Cela fait trois ans et les véritables responsables de la torture et de la mort de quatre civils à l’intérieur de la caserne des forces armées de São Tomé et Príncipe, accusés de tentative de coup d’État, n’ont pas encore été jugés.
La tentative susmentionnée a eu lieu dans la nuit du 24 au 25 novembre 2022, lorsque le groupe de civils a infiltré les installations de la caserne susmentionnée avec la complicité de certains militaires. Sept des neuf militaires impliqués ont été accusés par le ministère public du délit d’homicide qualifié.
Bruno Afonso, dit « Lucas », a été le seul survivant de l’agression traduit en justice et condamné à 15 ans de prison pour atteinte violente à l’État de droit, à l’issue du premier procès tenu en 2023.
L’une des victimes mortelles était Arlécio Costa, un ancien combattant du bataillon sud-africain « Búfalo », identifié comme ayant orchestré le vol et qui a ensuite été arrêté chez lui.
S’adressant à DW, la veuve Carla Costa déplore avec colère ce qui s’est passé à l’époque : « Il n’y a aucun pays (où l’on) tue une personne comme un animal sans rien faire. D’après les vidéos qui ont été diffusées, nous avons vu des militaires impliqués qui continuent à travailler. Les militaires qui sont allés ramener Arlécio chez lui ont également continué à travailler. Ils ont dit qu’il reviendrait et il n’est jamais revenu. »
« La situation est scandaleuse et dramatique »
Le juge à la retraite Carlos Semedo, avocat de la famille d’Arlécio Costa et d’autres accusés, continue de prendre des mesures pour faire avancer le processus afin que les militaires impliqués puissent être jugés.
« La situation est scandaleuse et dramatique. Le processus organisé par le ministère public avec l’accusation des militaires a été erronément décidé par un juge, que le procès serait de la responsabilité du tribunal militaire. Il n’y avait pas de tribunal militaire. Il a été nécessaire, par décret de l’ancien Premier ministre Patrice Trovoada, de créer un tribunal militaire fantoche composé non seulement de militaires, mais aussi de pompiers et de membres de la police nationale », a-t-il déclaré à DW.
Cependant, explique l’avocat, ce soi-disant Tribunal militaire n’a jamais pris le cas sous prétexte de ne pas pouvoir le faire : « Et il s’avère que le dossier a été stocké dans des cartons dans un département de la caserne militaire, d’où il a été volé – une information connue il y a quelques mois – dans le but de causer effectivement des dommages encore plus importants et d’empêcher que le procès du 25 novembre se déroule de cette manière ».

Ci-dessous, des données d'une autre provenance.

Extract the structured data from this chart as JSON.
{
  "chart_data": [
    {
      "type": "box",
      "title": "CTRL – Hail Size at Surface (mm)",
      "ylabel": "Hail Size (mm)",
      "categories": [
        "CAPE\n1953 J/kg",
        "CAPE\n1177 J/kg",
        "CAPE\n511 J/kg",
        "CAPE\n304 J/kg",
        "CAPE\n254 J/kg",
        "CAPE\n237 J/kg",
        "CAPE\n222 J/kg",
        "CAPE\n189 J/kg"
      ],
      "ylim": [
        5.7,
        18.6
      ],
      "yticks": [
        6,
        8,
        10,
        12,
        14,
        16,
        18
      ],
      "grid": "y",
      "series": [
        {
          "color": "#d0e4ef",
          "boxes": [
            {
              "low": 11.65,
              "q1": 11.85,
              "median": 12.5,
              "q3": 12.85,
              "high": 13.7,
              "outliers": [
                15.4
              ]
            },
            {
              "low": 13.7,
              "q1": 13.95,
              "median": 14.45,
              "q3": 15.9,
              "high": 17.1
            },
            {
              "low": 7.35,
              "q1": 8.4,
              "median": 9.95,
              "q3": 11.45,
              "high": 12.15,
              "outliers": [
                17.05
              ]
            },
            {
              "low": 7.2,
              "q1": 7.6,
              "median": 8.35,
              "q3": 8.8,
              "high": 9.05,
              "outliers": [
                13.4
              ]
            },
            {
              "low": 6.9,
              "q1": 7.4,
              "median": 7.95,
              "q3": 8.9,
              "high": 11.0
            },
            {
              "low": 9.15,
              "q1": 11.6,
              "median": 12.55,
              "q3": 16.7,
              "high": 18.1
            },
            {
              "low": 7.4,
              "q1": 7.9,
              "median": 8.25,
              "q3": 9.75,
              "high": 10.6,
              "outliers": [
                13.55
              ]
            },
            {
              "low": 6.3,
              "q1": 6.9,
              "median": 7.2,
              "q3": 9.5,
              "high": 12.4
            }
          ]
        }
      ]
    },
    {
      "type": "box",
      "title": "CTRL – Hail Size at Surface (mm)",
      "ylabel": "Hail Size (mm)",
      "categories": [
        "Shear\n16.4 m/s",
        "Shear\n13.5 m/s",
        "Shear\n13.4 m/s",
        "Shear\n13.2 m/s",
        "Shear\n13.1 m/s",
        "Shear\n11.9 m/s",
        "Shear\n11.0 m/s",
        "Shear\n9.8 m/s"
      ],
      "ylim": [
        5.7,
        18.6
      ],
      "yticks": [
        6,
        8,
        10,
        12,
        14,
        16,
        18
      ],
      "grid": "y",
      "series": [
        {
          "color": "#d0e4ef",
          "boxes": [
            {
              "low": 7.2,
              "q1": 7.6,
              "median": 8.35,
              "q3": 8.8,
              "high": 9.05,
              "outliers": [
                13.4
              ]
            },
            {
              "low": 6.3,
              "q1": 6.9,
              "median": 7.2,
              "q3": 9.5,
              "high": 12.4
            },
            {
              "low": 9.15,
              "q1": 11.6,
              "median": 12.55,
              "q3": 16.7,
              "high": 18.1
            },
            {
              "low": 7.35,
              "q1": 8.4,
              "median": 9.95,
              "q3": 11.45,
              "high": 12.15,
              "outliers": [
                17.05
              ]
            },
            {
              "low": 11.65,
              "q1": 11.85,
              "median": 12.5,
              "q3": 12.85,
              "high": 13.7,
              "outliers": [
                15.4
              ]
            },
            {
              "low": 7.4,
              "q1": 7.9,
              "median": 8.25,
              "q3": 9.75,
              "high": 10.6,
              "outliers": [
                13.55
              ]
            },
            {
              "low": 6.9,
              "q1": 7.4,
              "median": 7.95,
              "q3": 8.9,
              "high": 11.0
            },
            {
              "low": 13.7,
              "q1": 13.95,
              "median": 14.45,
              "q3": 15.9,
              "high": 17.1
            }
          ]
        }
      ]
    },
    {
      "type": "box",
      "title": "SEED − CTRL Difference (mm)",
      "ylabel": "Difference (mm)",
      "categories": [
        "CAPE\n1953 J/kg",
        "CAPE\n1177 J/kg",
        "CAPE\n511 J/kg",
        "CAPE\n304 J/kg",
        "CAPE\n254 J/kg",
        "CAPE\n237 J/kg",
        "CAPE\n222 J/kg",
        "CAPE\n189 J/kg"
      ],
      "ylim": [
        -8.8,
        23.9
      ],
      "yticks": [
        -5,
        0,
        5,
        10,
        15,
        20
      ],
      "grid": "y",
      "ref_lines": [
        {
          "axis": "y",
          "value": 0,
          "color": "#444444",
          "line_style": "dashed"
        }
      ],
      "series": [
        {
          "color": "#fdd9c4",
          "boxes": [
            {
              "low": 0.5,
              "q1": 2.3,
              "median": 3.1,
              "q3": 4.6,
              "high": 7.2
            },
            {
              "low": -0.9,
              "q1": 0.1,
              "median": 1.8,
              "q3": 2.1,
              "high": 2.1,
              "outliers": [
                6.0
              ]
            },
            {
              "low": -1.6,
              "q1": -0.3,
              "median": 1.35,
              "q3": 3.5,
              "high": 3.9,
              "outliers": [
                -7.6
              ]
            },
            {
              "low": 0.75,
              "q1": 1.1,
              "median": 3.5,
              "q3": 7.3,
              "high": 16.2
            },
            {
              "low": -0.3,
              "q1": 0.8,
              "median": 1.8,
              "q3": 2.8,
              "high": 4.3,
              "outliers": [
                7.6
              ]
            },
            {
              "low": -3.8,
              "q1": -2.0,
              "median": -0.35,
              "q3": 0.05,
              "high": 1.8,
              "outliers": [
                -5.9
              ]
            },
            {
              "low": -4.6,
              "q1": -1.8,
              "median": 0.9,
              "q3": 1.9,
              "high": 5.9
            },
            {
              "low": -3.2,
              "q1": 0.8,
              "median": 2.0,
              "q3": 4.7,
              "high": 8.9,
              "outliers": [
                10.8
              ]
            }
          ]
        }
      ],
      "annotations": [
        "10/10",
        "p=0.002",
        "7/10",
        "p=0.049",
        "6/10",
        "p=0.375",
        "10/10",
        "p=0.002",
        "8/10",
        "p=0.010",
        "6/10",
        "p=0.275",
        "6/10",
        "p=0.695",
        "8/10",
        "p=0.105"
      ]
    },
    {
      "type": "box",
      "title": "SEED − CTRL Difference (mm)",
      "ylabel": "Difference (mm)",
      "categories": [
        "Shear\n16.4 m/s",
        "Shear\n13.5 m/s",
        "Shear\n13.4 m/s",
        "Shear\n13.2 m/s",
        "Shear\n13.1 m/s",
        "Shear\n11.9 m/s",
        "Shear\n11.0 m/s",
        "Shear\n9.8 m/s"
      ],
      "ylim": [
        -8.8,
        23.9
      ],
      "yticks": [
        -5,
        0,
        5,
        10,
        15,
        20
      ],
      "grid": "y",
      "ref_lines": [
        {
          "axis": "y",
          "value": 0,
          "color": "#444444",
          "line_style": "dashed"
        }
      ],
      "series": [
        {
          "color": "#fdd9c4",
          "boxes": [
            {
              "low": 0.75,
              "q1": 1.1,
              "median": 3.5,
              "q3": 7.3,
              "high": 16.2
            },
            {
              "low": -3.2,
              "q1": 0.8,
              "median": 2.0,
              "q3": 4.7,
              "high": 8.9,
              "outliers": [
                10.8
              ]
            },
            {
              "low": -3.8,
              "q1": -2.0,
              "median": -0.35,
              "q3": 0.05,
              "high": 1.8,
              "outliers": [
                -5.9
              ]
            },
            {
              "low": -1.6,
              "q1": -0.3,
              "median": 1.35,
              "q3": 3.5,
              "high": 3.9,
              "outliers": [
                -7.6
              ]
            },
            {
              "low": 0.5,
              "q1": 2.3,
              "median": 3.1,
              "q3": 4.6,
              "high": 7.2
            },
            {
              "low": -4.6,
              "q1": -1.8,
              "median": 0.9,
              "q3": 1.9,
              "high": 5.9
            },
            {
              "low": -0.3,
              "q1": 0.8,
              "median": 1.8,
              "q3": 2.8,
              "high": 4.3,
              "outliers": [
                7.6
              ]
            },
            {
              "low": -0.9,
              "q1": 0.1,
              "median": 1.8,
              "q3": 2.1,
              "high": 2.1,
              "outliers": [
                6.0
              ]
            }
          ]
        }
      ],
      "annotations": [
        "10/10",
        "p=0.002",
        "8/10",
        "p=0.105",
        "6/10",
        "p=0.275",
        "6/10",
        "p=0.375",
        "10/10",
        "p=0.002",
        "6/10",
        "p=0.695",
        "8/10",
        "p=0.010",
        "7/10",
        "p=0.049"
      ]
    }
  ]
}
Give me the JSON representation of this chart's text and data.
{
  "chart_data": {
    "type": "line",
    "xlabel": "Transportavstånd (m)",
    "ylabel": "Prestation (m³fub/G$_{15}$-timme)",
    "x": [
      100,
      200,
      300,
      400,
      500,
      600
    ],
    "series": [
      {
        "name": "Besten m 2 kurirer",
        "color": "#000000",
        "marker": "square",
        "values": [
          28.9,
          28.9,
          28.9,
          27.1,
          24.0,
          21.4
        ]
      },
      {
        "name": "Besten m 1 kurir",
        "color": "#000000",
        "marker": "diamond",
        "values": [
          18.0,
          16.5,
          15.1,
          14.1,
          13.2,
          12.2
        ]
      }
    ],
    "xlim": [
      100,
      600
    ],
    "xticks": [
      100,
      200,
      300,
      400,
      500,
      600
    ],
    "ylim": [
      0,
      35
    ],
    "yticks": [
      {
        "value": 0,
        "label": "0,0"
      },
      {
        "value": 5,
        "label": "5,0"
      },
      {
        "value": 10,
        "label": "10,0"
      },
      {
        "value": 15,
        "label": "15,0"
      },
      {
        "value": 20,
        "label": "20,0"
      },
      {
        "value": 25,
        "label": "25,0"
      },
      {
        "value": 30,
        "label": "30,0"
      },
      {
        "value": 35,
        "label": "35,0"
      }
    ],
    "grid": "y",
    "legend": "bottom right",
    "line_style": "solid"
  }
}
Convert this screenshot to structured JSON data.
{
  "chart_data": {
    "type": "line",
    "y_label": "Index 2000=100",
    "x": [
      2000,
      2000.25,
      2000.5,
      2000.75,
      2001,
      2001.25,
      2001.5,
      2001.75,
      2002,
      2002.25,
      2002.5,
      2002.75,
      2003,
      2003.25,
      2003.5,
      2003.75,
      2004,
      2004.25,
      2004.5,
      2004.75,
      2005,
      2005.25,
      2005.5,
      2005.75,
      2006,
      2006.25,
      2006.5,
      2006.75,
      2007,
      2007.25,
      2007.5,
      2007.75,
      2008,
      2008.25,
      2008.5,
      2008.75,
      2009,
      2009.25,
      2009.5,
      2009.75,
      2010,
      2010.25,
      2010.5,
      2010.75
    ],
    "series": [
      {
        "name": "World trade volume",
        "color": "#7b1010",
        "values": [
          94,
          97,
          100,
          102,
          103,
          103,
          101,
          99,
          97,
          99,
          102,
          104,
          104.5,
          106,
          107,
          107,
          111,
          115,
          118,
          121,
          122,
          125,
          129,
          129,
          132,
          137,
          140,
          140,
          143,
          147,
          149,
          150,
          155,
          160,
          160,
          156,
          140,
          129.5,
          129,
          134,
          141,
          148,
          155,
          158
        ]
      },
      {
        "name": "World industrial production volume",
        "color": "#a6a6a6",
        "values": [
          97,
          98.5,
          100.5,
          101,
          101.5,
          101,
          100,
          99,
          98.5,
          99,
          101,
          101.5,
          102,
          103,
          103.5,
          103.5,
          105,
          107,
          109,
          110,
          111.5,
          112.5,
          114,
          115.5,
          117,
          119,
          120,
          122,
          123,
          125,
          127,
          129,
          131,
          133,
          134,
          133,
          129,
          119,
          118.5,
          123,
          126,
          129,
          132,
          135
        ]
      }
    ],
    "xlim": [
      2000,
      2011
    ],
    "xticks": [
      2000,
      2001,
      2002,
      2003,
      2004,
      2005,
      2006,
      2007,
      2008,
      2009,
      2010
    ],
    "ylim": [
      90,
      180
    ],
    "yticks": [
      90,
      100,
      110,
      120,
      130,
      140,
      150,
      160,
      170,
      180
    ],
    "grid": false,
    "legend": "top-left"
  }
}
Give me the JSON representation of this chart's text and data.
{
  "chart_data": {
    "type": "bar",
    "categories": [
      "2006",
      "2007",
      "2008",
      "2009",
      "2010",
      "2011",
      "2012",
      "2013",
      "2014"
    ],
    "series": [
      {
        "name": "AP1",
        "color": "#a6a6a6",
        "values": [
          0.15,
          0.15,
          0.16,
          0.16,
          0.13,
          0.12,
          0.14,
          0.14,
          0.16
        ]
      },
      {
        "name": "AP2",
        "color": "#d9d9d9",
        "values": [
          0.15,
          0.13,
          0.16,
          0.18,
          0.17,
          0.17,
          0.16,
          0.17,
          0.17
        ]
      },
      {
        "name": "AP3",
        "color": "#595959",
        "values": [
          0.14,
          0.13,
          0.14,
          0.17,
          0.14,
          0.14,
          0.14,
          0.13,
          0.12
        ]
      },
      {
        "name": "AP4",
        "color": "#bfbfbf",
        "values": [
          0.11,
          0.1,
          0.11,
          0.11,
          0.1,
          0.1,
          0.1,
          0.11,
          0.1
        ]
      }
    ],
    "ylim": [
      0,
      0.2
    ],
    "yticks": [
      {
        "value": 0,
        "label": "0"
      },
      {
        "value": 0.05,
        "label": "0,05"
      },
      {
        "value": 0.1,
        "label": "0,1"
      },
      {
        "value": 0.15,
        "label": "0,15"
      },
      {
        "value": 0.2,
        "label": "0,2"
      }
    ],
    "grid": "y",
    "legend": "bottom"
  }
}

« C’est une tentative vaine », reconnaît Carlos Semedo, qui dispose du mandat des familles des victimes pour garantir que le processus ne soit pas interrompu en vue d’un procès effectif des soldats accusés de la barbarie survenue il y a trois ans dans la caserne des forces armées.
« Je me ferai un devoir d’être présent pour invoquer les incompétences et les nullités et tenter de réorganiser les procédures. Rien n’est perdu. Tout est en mouvement, même si le pouvoir politique et le pouvoir judiciaire font tout ce qu’ils peuvent pour ne pas juger les militaires, dans une attitude lâche envers la force de l’armée », a-t-il ajouté.
Au nom de la vérité des faits, la famille d’Arlécio Costa, par la voix de la veuve Carla, réclame justice. « Cela fait trois ans. Nous sommes dans une situation très difficile, mais nous nous battrons jusqu’au bout. En tant que famille, nous voulons que justice soit faite », souligne-t-il.